Quem diabo é este Deus que, para enaltecer Abel, despreza Caim?
Se em O Evangelho Segundo Cristo José Saramago nos deu a sua visão do Novo Testamento, em Caim regressa aos primeiros livros da Bíblia. Num itinerário heterodoxo, percorre cidades decadentes e estábulos, palácios de tiranos e campos de batalha pela mão dos principais protagonistas do Antigo Testamento, imprimindo ao texto o humor refinado que caracteriza a sua obra.
Caim revela o que há de moderno e surpreendente na prosa de Saramago: a capacidade de fazer nova uma história que se conhece do princípio ao fim. Um relato irónico e mordaz no qual o leitor assiste a uma guerra secular, e de certa forma, involuntária, entre o criador e a sua criatura.
A minha opinião
Trata-se de uma fábula humana, um livro de ficção, no qual Caim e também Deus são os protagonistas principais, embora outras personagens da bíblia tenham o seu papel em cada fase do romance.
O livro começa com Adão e Eva, pais de Caim, expulsos do paraíso devido a «esse irritante pedaço de maçã que não sobe nem desce». O narrador afirma que Deus poderia ter evitado tudo isto. «(...)Brada aos céus a imprevidência do senhor, que se realmente não queria que lhe comessem o tal fruto, remédio fácil teria, bastaria não ter plantado a árvore, ou ir pô-la noutro sítio(...)».

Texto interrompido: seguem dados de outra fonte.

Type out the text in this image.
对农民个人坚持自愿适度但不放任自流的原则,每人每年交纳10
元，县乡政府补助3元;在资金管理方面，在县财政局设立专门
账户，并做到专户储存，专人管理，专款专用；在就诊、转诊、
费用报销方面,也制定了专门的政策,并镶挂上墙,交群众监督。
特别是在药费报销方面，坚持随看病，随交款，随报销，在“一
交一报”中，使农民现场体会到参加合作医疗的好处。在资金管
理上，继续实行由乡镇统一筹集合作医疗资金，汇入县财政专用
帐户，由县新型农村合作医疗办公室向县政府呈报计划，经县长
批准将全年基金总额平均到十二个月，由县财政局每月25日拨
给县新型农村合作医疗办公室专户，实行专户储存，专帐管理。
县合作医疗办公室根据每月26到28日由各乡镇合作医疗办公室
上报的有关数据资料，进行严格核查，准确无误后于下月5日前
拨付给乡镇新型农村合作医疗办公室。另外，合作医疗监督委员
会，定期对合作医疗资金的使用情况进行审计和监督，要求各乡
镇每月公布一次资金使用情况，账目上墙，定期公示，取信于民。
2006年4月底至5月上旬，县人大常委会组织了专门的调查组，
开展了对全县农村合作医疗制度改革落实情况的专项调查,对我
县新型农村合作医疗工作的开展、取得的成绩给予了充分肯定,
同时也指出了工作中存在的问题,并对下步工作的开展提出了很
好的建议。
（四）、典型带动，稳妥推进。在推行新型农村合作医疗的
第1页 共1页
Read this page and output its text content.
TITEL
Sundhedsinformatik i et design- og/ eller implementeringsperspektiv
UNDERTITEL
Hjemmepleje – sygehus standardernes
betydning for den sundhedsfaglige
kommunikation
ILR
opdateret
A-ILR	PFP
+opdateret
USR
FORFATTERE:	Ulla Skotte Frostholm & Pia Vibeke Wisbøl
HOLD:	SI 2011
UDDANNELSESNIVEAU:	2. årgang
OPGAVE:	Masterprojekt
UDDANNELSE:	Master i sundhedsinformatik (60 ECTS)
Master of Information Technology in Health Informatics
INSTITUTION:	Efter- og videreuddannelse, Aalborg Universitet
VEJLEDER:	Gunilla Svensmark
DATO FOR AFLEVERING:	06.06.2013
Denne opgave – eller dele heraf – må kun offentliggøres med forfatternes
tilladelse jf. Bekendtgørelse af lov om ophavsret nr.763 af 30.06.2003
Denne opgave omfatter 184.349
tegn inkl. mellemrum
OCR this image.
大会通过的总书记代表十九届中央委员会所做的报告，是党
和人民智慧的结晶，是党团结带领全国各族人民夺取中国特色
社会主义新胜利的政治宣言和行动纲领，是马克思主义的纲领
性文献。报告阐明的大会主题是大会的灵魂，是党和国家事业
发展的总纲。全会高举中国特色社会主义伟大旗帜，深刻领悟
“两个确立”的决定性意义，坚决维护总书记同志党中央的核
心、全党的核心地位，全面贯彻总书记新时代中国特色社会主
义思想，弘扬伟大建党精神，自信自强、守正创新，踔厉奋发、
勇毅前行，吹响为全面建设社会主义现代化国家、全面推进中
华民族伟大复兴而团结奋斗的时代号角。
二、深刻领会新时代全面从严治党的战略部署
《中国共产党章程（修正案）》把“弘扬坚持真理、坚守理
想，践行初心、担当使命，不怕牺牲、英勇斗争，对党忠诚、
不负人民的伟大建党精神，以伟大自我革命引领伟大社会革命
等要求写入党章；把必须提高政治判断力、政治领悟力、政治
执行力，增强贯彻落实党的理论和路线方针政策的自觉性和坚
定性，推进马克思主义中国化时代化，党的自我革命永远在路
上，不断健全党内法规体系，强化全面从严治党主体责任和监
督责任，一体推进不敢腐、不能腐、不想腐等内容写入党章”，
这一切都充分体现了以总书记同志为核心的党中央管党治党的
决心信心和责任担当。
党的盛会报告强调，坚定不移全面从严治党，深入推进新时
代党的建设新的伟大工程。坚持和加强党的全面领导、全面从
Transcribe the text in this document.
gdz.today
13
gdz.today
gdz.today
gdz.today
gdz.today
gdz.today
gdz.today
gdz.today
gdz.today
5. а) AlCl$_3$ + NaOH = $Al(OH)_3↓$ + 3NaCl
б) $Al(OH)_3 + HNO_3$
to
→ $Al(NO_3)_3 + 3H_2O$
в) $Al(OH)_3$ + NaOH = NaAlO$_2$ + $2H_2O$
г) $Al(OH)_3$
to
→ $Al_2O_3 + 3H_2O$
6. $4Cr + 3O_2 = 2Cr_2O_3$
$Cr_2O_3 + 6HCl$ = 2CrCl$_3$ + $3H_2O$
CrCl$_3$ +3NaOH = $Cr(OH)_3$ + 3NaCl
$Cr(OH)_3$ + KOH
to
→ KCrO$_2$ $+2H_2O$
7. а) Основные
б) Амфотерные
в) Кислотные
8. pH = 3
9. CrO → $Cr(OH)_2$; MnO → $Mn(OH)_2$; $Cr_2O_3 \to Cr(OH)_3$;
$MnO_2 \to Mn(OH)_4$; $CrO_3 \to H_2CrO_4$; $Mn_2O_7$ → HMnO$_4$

Caim é introduzido na história e é relatado o episódio no qual ele e o seu irmão Abel fazem oferendas ao Senhor e a de Caim foi rejeitada. Abel escarnece do irmão e este mata-o. É então que Deus lhe aparece e ambos se confrontam, pois Caim afirma o Senhor poderia ter evitado esta situação. As discussões entre ambos, nas quais Caim lhe faz frente, irão pautar todo o romance. Nesta primeira, o Senhor reconhece parte da culpa na morte de Abel e propõe ao irmão "assassino" que este passe a andar errante e perdido pelo mundo, pondo-lhe um sinal na testa - uma mancha negra - que evitará que o matem.
Começa então a nova jornada de Caim e as primeiras pessoas com quem se depara são Abraão e o seu filho Isaac. É neste ponto que o leitor encontra a expressão que tem causado grande polémica. O narrador diz que, «além de filho da puta como o senhor, abraão era um refinado mentiroso, pronto a enganar qualquer um com a sua língua bífida (...) traiçoeira, pérfida, aleivosa, desleal e outras lindezas semelhantes.»
Ao longo do livro, Caim vai passando por vários cenários bíblicos, «sem guia michelin», nos quais as várias personagens que encontra lhe relatam histórias (que ele próprio acaba por viver) que, cada vez mais, o fazem pensar que Deus «não é de fiar», mas sim um ser mau, rancoroso, vingativo e invejoso. «(...) O nosso deus, o criador do céu e da terra, está rematadamente louco».
Eu adorei este livro e, talvez por não ser uma pessoa de convicções religiosas, encaro-o apenas como aquilo que ele é: um romance de ficção.
Excertos
«O caminho do engano nasce estreito, mas sempre encontrará quem esteja disposto a alargá-lo, digamos que o engano, repetindo a voz popular, é como o comer e o coçar, a questão é começar.»
«A história dos homens é a história dos seus desentendimentos com deus, nem ele nos entende a nós, nem nós o entendemos a ele.»
«Às mulheres, de um lado lhes chove, do outro lhes faz vento.»